My last day I decided to go for a run. Near my hotel, but in the park, there is a trail called the Witch Hole Pond route. It was identified by Runner's World magazine as one of the 10 can't miss running adventures. The loop is a bit over three miles and it was about a mile-and-a-half from my hotel so my plan was to run there, run the loop, then run back. 6-ish miles, easy peasy. First, the park is enormously hilly, so not easy. Second, as long-time readers will expect, I got lost on my way there. It took me two or three wrong turns and a couple of conversations with people who were smart enough to have park maps with them to find Witch Hole Pond. It also took me an extra three miles out of my way, so we were up to a 9-miler total. I did find the route eventually and it is a lovely run, enough that I had to stop a couple of times just to appreciate (not to catch breath, mind you).

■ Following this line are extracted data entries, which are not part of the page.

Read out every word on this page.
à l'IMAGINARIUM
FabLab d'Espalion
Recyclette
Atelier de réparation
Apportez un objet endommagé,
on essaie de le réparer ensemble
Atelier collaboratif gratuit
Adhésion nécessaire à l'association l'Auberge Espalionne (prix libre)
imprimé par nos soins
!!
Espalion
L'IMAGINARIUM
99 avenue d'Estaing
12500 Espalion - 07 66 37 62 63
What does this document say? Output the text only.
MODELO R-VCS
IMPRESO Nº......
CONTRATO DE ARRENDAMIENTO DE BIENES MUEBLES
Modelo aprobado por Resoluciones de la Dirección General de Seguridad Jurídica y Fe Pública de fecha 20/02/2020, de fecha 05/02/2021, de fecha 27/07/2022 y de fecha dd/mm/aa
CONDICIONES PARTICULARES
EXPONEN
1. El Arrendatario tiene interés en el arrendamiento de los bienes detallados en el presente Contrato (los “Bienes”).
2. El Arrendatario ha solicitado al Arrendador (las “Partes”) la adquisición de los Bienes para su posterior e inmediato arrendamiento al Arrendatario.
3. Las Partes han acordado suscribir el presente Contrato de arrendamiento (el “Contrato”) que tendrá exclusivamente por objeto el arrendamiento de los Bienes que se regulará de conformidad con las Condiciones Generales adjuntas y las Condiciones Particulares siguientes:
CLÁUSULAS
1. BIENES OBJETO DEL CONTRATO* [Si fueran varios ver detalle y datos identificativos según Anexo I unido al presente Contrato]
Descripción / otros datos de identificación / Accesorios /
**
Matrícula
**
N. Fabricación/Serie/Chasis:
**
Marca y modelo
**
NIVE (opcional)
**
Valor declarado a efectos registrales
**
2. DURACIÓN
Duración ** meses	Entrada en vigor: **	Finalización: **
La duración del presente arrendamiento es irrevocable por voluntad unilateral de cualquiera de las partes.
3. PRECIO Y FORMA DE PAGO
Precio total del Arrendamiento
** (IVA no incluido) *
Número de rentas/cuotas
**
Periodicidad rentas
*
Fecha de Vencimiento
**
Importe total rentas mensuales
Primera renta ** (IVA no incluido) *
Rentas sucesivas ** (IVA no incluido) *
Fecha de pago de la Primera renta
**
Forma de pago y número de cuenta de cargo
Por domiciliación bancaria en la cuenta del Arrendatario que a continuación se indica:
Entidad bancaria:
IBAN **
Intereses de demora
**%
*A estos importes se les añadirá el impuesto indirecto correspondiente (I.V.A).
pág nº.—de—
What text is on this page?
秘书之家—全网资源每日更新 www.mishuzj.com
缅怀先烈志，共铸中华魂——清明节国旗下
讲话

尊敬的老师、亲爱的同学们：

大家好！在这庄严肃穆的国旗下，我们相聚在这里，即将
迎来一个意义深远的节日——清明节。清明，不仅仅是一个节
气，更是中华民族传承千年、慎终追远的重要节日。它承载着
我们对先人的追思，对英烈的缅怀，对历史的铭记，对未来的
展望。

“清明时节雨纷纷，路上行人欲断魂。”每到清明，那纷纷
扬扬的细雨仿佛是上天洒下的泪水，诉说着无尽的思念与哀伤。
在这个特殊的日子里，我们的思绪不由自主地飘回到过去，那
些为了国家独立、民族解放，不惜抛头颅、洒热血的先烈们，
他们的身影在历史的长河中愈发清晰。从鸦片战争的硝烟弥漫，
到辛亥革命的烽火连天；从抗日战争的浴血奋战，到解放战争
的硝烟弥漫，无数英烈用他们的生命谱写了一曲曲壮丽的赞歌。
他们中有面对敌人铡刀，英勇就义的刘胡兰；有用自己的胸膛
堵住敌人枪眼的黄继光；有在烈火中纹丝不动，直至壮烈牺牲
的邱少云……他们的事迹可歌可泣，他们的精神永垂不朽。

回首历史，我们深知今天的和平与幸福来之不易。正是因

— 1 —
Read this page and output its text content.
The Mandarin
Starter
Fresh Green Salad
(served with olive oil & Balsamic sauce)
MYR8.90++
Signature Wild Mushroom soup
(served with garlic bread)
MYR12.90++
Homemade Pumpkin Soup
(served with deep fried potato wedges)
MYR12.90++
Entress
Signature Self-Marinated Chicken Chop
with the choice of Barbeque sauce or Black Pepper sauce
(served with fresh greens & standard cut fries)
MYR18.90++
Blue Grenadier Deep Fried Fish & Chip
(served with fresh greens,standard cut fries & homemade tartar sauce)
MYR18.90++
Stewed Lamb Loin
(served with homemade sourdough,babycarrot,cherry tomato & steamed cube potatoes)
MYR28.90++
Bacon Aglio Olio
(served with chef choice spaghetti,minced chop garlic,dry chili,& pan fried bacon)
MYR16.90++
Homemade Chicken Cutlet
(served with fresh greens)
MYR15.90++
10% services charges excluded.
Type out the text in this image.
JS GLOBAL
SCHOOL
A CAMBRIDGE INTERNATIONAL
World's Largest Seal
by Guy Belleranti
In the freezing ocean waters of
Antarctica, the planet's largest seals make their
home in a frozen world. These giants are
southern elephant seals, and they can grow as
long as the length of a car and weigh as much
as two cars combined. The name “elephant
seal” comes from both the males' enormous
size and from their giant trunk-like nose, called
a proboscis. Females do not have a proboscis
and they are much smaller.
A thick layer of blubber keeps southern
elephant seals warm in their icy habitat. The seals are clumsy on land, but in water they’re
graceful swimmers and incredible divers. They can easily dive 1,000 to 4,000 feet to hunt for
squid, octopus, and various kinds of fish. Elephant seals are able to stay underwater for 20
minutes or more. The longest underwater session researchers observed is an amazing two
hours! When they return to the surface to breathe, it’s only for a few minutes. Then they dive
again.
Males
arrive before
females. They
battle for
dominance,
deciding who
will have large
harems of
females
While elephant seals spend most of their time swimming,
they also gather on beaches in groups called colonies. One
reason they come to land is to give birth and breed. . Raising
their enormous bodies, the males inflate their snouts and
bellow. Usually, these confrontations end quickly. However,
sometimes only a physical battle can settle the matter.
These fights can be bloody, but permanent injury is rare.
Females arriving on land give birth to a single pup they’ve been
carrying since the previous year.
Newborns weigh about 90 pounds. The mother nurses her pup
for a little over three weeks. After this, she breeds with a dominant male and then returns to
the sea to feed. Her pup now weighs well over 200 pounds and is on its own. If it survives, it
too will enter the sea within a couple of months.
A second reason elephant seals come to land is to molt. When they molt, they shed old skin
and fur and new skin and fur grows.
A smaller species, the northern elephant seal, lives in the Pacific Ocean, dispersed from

So that was Bah Habah. As I look this post over, the tone seems a little unenthusiastic. That's real, but it's not the fault of Maine. Maine was exactly as promised and if you have an image of a coastal Maine vacation, Bar Harbor is the place you want to go. In fact, if the opportunity presented itself to go in season where I could partake of some of the water activities I might just do it. But I have traveled much and seen more. The Down East vibe of Maine, while a delight, can't hold a candle to Newfoundland. There is no place more Down East than Newfoundland. Literally. Hiking through mountainous regions -- well I 've spent my share of time in the Rockies and the various ranges in the Southwest. And as for waterside resort towns, all along the west coast of my state are the beach towns of your dreams. In fact, even one of the ten great running adventures, the loop around Witch Hole Pond, while beautiful, was no more beautiful than the runs on the Potowatami Trail a few miles from my house. And let's face it, these days you can fresh lobster in North Dakota.
So yes, Bar Harbor was a fine trip. I'm glad I did it and enjoyed myself. I can understand couples and families making an annual summer pilgrimage, especially families -- it would be a perfect week long summer vacation for a troop of kids. But set your expectations properly and reconsider if you're looking to step out of the box or for something that can't be had elsewhere.